We took some time to discuss our process for assessing project health and then talked about some of the specific issues that had come up so far. One of the issues was the concern for team burnout, which I had noted in my assessment of the keystone team but which is a widespread concern for many teams. I didn't take many notes on this part because I was doing an uncharacteristic amount of talking, but to summarize the gist of my concern: the team has lost a lot of tribal knowledge as longstanding contributors have dropped off, and there is a noticeably low supply of companies who give developers the necessary agenda-free leeway to learn a project from the ground up well enough to have a foundational understanding of the core issues we've been working to solve for the last few years. It's hard to create a laundry list of things we want help with that a new person could jump in and get started on, rather we just want more people working on basic maintenance.

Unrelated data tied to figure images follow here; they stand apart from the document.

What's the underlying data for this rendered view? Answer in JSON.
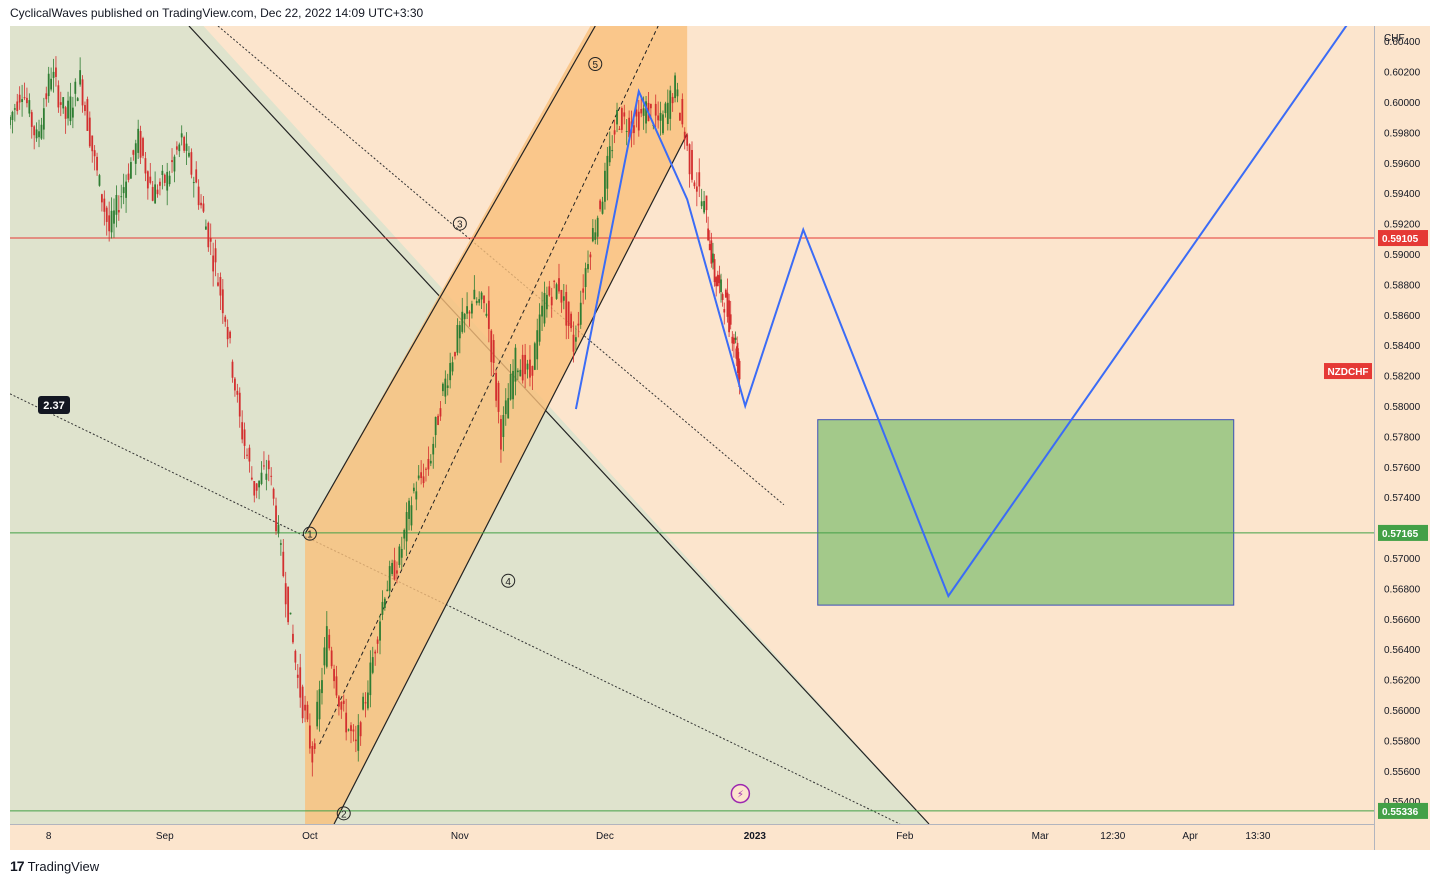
{
  "header": {
    "publisher_line": "CyclicalWaves published on TradingView.com, Dec 22, 2022 14:09 UTC+3:30"
  },
  "footer": {
    "brand": "TradingView",
    "logo_glyph": "17"
  },
  "colors": {
    "background": "#fce5cd",
    "wedge_fill": "#dde3cc",
    "channel_fill": "#f9bf7a",
    "target_box_fill": "#a3c98a",
    "projection_line": "#3b6cf6",
    "resistance_line": "#e53935",
    "support_line": "#43a047",
    "candle_up": "#2e7d32",
    "candle_down": "#d32f2f"
  },
  "chart_data": {
    "type": "candlestick",
    "symbol": "NZDCHF",
    "currency": "CHF",
    "y_ticks": [
      0.604,
      0.602,
      0.6,
      0.598,
      0.596,
      0.594,
      0.592,
      0.59,
      0.588,
      0.586,
      0.584,
      0.582,
      0.58,
      0.578,
      0.576,
      0.574,
      0.57,
      0.568,
      0.566,
      0.564,
      0.562,
      0.56,
      0.558,
      0.556,
      0.554
    ],
    "y_tick_labels": [
      "0.60400",
      "0.60200",
      "0.60000",
      "0.59800",
      "0.59600",
      "0.59400",
      "0.59200",
      "0.59000",
      "0.58800",
      "0.58600",
      "0.58400",
      "0.58200",
      "0.58000",
      "0.57800",
      "0.57600",
      "0.57400",
      "0.57000",
      "0.56800",
      "0.56600",
      "0.56400",
      "0.56200",
      "0.56000",
      "0.55800",
      "0.55600",
      "0.55400"
    ],
    "ylim": [
      0.5525,
      0.605
    ],
    "x_tick_labels": [
      {
        "label": "8",
        "day": 8
      },
      {
        "label": "Sep",
        "day": 32
      },
      {
        "label": "Oct",
        "day": 62
      },
      {
        "label": "Nov",
        "day": 93
      },
      {
        "label": "Dec",
        "day": 123
      },
      {
        "label": "2023",
        "day": 154
      },
      {
        "label": "Feb",
        "day": 185
      },
      {
        "label": "Mar",
        "day": 213
      },
      {
        "label": "12:30",
        "day": 228
      },
      {
        "label": "Apr",
        "day": 244
      },
      {
        "label": "13:30",
        "day": 258
      }
    ],
    "xlim": [
      0,
      282
    ],
    "price_path": [
      [
        0,
        0.5985
      ],
      [
        3,
        0.601
      ],
      [
        6,
        0.5975
      ],
      [
        9,
        0.602
      ],
      [
        12,
        0.599
      ],
      [
        15,
        0.6015
      ],
      [
        18,
        0.596
      ],
      [
        21,
        0.5915
      ],
      [
        24,
        0.5945
      ],
      [
        27,
        0.5975
      ],
      [
        30,
        0.594
      ],
      [
        33,
        0.595
      ],
      [
        36,
        0.5975
      ],
      [
        39,
        0.5945
      ],
      [
        42,
        0.5905
      ],
      [
        45,
        0.586
      ],
      [
        48,
        0.579
      ],
      [
        51,
        0.5745
      ],
      [
        54,
        0.576
      ],
      [
        57,
        0.569
      ],
      [
        60,
        0.562
      ],
      [
        63,
        0.557
      ],
      [
        66,
        0.565
      ],
      [
        69,
        0.56
      ],
      [
        72,
        0.5575
      ],
      [
        75,
        0.5625
      ],
      [
        78,
        0.568
      ],
      [
        81,
        0.57
      ],
      [
        84,
        0.5745
      ],
      [
        87,
        0.576
      ],
      [
        90,
        0.581
      ],
      [
        93,
        0.5845
      ],
      [
        96,
        0.587
      ],
      [
        99,
        0.5865
      ],
      [
        102,
        0.578
      ],
      [
        105,
        0.583
      ],
      [
        108,
        0.582
      ],
      [
        111,
        0.587
      ],
      [
        114,
        0.588
      ],
      [
        117,
        0.584
      ],
      [
        120,
        0.59
      ],
      [
        123,
        0.594
      ],
      [
        126,
        0.599
      ],
      [
        129,
        0.5985
      ],
      [
        132,
        0.5995
      ],
      [
        135,
        0.5985
      ],
      [
        138,
        0.601
      ],
      [
        141,
        0.596
      ],
      [
        144,
        0.593
      ],
      [
        146,
        0.5885
      ],
      [
        148,
        0.587
      ],
      [
        150,
        0.5845
      ],
      [
        151,
        0.582
      ]
    ],
    "annotations": {
      "resistance_price": 0.59105,
      "resistance_label": "0.59105",
      "support_price": 0.57165,
      "support_label": "0.57165",
      "bottom_price": 0.55336,
      "bottom_label": "0.55336",
      "symbol_tag": "NZDCHF",
      "ratio_label": "2.37",
      "wave_labels": [
        {
          "label": "1",
          "day": 62,
          "price": 0.5716
        },
        {
          "label": "2",
          "day": 69,
          "price": 0.5532
        },
        {
          "label": "3",
          "day": 93,
          "price": 0.592
        },
        {
          "label": "4",
          "day": 103,
          "price": 0.5685
        },
        {
          "label": "5",
          "day": 121,
          "price": 0.6025
        }
      ],
      "projection_path": [
        {
          "day": 117,
          "price": 0.5798
        },
        {
          "day": 130,
          "price": 0.6007
        },
        {
          "day": 140,
          "price": 0.5936
        },
        {
          "day": 152,
          "price": 0.58
        },
        {
          "day": 164,
          "price": 0.5916
        },
        {
          "day": 194,
          "price": 0.5675
        },
        {
          "day": 278,
          "price": 0.6058
        }
      ],
      "target_box": {
        "day_from": 167,
        "day_to": 253,
        "price_top": 0.5791,
        "price_bottom": 0.5669
      },
      "channel": {
        "lower": [
          {
            "day": 62,
            "price": 0.5715
          },
          {
            "day": 146,
            "price": 0.5985
          }
        ],
        "upper": [
          {
            "day": 62,
            "price": 0.5546
          },
          {
            "day": 146,
            "price": 0.5985
          }
        ]
      }
    }
  }
}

The discussion veered toward encouraging more willingness to trust new people with core responsibilities, which I felt missed the point a bit, as we're lacking the pool of people showing interest in helping in the first place.

Another area of interest in these project health reviews was the cyborg project's use of WeChat as a primary communication medium, which lead to a passionate discussion on the TC's responsibility in cultural and geographic outreach.

Leadership Outreach in China and Asia

First of all, when we have these discussions we tend to overuse the abbreviation "APAC". I think it's important to be very clear that there are actually a range of barriers faced by contributors within the APAC region. While the whole area faces timezone barriers, Asian contributors face significant language and cultural barriers compared to Australian contributors, and Chinese contributors in particular face additional political barriers that the rest of Asia does not. China moreover has nearly the most contributors to OpenStack, second to the US, and therefore when we talk about outreach to "APAC" we almost always mean "China" and only sometimes also mean "Asia" or "east Asia", and rarely mean "Australia".

Zhipeng Huang, former cyborg PTL, eloquently made the case that a gesture of outreach from the OpenStack leadership in the form of a presence on the local primary social media outlet, specifically WeChat in China, would make a huge difference in the level of community engagement from that region and would help to bridge the gap between the different groups. Naturally, there are huge issues with any official mandate or even recommendation of engagement on such media: WeChat is a non-free platform that is controlled and surveilled by an authoritarian government, and so a resolution recommending its use puts an implicit pressure on TC members to engage in activity that is against many of our political and philosophical ideologies (including mine), and giving any kind of blessing to its use could result in community fragmentation and closed decision making. Zhipeng proposed a resolution and started a thread to capture the request formally and hopefully the discussion will proceed toward a mutual understanding and a way forward to better engage with this vast pool of contributors.

Cross-Project Management

Matt Riedemann started a thread requesting tangible involvement from the TC to promote the priorities of SIGs and WGs, and the public cloud WG reiterated the ask in the afternoon meeting. They would like a coordinated effort to organize, prioritize, and track multi-cycle multi-project issues and features identified by SIGs and WGs. This can start with common tooling (such as storyboard). We already have community goals which track cross-project efforts that the TC has agreed is important on a per-cycle basis, but this is not currently suitable for multi-cycle efforts.

Beyond tooling, the SIGs and WGs want the TC to use its position as an overarching technical body to "nudge" projects in a productive direction. There was pushback in the room against the TC taking on additional management responsibilities beyond tooling guidance, with the feeling that SIGs and WGs should be bringing developers to work on their top priorities: "open source is not a free source of labor".